A real-time NGINX anomaly detection and alert system.
Demo video
noginx_demovid.mp4
-
Make sure you have NGINX installed
-
It will automatically capture logs from "/var/log/nginx/access.log", this is where Unix stores its NGINX logs.
-
Make sure you are in the root directory ie noginx
-
Create a python virtual env using
python3 -m venv venv -
Download all the dependencies using
pip install -r requirements.txt -
Make a .env file, store it at root, it will include these fields:-
PREDICT_ONE_URL = "http://127.0.0.1:8000/predict_one" NOGINX_MAIL_ID = "***@gmail.com" (add yours) NOGINX_MAIL_PASSWORD = "**** **** **** ****" (Find out the "App password" for your gmail account after enabling 2fa and paste it here) RECEIVER_MAIL_ID = "***@gmail.com" (mail will be sent to this ID)
-
Make sure you are in the root directory
-
Start the server
-
cd fastapi_backend uvicorn api_server:app --reload
-
On another terminal, Start the watcher
-
cd watcher python3 watcher.py
- Model is trained on the NGINX logs dataset publicly available at nginx logs
- Model is trained using Isolation Forest algorithm.
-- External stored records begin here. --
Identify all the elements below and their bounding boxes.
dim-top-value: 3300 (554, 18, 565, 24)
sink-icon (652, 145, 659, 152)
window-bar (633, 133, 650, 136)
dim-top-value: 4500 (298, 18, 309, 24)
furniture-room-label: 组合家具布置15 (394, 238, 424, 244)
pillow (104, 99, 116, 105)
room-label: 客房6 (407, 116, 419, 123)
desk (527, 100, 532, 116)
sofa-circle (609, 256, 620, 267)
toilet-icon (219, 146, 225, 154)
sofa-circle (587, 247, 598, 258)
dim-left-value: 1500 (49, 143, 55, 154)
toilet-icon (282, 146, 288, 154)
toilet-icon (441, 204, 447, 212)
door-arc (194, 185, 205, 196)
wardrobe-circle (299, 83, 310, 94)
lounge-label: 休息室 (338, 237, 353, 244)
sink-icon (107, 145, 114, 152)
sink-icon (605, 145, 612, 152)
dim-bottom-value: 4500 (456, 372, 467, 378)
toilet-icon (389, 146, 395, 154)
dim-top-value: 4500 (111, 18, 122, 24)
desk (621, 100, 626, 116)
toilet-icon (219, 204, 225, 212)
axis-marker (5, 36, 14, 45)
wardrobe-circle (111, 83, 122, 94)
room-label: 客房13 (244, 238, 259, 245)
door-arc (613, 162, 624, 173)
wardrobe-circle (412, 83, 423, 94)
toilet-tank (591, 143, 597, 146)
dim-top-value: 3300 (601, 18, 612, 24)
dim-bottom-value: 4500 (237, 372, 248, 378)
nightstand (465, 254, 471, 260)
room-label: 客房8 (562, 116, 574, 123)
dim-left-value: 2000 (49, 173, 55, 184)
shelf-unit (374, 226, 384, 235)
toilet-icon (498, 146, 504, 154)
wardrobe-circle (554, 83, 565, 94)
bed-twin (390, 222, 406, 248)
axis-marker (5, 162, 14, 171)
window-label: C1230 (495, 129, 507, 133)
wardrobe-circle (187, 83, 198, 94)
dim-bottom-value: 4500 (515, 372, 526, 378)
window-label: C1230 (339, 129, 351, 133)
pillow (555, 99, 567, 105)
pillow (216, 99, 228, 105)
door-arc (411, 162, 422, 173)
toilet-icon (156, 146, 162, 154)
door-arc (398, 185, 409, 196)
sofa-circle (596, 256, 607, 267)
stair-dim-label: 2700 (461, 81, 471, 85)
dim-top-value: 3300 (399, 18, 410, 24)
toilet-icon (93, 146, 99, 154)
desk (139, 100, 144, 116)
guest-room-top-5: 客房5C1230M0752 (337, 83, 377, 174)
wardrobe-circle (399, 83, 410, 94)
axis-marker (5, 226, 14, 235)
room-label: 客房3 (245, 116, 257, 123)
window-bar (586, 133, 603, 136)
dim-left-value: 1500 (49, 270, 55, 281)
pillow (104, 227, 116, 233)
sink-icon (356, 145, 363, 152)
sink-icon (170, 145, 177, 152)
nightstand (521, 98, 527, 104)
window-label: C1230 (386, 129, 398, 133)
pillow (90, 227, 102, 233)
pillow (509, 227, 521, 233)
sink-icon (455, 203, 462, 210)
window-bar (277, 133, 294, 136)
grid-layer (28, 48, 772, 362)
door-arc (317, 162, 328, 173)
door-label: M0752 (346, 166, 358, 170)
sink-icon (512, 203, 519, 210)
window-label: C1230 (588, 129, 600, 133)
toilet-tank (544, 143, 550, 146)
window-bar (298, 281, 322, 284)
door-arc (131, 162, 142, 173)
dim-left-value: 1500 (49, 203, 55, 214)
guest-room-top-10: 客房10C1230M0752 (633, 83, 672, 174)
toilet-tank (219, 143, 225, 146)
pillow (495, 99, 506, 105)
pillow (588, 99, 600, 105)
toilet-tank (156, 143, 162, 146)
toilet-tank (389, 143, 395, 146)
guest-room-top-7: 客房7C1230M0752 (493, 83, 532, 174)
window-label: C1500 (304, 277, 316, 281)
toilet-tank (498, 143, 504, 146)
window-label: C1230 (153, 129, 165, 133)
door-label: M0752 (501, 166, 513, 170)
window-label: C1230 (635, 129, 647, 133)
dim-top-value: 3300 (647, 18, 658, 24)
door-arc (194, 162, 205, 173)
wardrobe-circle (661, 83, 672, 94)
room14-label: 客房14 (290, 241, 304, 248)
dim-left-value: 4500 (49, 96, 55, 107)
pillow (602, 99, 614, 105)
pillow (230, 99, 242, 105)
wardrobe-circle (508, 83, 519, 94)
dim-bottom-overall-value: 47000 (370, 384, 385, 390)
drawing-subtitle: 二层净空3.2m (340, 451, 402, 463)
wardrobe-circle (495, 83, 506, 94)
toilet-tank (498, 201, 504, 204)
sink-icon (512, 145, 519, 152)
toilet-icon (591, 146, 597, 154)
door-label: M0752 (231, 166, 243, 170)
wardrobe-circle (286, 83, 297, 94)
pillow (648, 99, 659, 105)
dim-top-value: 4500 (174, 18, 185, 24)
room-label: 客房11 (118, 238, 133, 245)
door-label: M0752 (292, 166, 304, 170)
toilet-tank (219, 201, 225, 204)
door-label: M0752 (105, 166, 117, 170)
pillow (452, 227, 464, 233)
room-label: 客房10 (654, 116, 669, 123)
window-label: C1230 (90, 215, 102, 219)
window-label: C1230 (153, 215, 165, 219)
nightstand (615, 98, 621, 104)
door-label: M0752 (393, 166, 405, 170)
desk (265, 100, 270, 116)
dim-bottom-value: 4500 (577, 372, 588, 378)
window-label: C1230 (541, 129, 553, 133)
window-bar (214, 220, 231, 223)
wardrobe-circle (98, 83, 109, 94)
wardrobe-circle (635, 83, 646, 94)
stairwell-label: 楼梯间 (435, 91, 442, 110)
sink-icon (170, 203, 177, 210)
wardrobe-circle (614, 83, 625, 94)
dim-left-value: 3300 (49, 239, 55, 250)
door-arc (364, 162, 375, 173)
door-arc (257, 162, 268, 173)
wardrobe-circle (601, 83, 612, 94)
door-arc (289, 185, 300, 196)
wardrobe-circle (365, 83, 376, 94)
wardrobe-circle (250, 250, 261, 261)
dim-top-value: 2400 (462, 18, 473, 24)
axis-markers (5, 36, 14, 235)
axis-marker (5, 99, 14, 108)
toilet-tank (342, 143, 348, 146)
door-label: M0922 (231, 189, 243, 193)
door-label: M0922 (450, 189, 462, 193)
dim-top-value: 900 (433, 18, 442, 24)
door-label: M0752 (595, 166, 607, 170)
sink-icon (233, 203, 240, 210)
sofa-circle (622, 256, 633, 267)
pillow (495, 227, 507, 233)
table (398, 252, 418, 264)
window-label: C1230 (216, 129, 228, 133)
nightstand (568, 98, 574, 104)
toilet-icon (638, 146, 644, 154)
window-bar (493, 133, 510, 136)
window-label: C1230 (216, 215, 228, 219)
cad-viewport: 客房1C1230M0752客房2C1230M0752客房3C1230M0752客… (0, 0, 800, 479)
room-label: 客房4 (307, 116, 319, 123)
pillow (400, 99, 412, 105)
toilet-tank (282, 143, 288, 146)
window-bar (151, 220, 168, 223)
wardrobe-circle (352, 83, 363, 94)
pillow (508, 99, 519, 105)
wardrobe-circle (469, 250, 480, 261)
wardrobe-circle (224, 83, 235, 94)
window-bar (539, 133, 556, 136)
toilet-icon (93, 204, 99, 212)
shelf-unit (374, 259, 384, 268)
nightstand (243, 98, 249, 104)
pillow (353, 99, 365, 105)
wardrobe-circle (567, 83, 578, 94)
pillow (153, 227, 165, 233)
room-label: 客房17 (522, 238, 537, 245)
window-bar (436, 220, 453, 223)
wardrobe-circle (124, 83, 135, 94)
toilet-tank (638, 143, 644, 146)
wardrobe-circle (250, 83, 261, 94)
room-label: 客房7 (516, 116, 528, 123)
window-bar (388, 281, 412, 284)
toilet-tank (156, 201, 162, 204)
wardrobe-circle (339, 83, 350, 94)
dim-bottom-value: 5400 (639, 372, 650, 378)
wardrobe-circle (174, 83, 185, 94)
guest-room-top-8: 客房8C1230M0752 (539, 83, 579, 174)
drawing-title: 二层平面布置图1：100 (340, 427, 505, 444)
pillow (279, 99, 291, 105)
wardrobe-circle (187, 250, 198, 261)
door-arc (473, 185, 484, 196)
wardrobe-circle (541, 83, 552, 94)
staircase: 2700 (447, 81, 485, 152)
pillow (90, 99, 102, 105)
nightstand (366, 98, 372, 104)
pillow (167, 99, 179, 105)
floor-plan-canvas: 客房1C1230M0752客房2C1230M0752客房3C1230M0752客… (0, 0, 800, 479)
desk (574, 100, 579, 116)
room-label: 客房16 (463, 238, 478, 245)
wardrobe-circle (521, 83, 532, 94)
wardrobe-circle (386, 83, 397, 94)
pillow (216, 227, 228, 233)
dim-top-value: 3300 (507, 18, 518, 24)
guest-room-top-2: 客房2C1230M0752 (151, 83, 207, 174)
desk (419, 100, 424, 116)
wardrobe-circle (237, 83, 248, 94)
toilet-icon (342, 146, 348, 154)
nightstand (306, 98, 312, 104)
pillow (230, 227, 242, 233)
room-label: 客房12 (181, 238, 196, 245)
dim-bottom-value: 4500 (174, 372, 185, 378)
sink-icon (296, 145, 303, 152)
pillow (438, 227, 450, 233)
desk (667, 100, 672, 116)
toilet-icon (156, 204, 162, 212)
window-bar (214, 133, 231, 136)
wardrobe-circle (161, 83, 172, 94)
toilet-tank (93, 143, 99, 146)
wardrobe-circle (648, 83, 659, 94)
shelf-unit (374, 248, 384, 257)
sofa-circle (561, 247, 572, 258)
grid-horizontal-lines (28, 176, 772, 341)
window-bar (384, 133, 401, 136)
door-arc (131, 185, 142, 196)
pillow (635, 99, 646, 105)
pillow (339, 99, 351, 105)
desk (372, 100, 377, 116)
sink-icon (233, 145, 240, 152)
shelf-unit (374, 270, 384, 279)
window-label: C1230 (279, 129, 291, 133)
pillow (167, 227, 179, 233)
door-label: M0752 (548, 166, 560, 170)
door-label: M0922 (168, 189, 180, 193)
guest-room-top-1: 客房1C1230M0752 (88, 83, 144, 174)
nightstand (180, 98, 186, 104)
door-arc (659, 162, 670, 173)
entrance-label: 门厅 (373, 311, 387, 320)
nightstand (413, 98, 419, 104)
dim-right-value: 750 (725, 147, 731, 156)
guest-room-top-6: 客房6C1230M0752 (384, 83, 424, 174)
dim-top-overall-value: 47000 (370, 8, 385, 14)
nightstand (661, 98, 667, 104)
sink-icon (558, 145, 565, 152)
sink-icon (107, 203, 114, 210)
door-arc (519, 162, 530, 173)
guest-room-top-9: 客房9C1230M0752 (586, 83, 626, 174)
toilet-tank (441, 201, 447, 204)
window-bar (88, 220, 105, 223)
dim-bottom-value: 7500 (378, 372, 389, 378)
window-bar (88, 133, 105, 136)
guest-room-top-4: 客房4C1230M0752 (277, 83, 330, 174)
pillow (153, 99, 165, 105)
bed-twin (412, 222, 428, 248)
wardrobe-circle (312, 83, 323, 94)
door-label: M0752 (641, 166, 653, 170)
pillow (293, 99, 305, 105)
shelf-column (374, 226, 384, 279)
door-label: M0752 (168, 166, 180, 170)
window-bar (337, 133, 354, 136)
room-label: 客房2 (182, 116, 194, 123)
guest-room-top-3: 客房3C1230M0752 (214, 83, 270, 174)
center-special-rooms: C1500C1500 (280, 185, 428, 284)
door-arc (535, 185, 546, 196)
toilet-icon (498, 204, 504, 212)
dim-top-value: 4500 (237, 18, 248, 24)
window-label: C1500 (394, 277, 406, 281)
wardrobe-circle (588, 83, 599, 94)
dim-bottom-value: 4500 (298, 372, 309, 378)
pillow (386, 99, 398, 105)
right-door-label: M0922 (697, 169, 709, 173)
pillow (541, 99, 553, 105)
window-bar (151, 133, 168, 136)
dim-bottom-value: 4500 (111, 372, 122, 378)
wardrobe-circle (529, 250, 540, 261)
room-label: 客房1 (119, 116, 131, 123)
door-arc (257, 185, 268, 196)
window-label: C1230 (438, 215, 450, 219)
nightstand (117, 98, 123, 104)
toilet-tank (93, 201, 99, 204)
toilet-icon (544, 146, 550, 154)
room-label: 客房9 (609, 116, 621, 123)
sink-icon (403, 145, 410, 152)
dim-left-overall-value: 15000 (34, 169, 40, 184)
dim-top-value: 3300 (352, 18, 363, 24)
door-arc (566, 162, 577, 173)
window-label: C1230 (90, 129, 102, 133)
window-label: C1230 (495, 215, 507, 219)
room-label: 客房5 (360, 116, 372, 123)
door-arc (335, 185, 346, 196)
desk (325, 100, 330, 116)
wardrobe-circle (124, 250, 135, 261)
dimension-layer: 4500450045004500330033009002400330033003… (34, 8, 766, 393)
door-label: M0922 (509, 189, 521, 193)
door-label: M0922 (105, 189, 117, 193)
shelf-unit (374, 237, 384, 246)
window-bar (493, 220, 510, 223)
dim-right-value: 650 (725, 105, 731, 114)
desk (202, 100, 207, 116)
- Model is saved at location noginx/data/model.pkl
- Raw logs is processed using parse_logs.py and CSV file is stored at location noginx/data/nginx_logs.csv
- Features are extracted from the csv file using process_csv.py
- Mapping of raw features(string) to integer is done and stored in encoder_mappings.json at noginx/data/encoder_mappings.json
-
FastAPI is used, and the server can be run via the file api_server.py at noginx/fastapi_backend/api_server.py
-
Gives two endpoints
-
-
/predictThis returns the result if anomaly true or not for multiple logs at once.
Request JSON format:
{ "features": [{ "status": 304, "size": 0, "method": 1, "path": 0, "user_agent": 54, "hour_of_day": 8 }] }
-
-
-
/predict_oneThis returns the result if anomaly true or not for just one log.
Request JSON format:
{ "feature": { "status": 304, "size": 0, "method": 1, "path": 0, "user_agent": 54, "hour_of_day": 8 } }
-
-
Response format
[ { "anomaly": false } ]
- It alerts the system by sending it a notification
- Also send a mail to the user containing all the necessary info of the anomaly.
- For company specific usecases, you will need to train the model on the company specific data.
- For that either contact me at Abhinav Jha else if you think you know the stuff then here are the steps
- Store all your NGINX logs at nginx.log at noginx/data/nginx.log
- RUN
python3 parse_logs.py - RUN
python3 process_csv.py - To train the model,
- RUN
python3 train_model.py - You can customise the model via the feature engineering or tweaking with the Isolation Forest.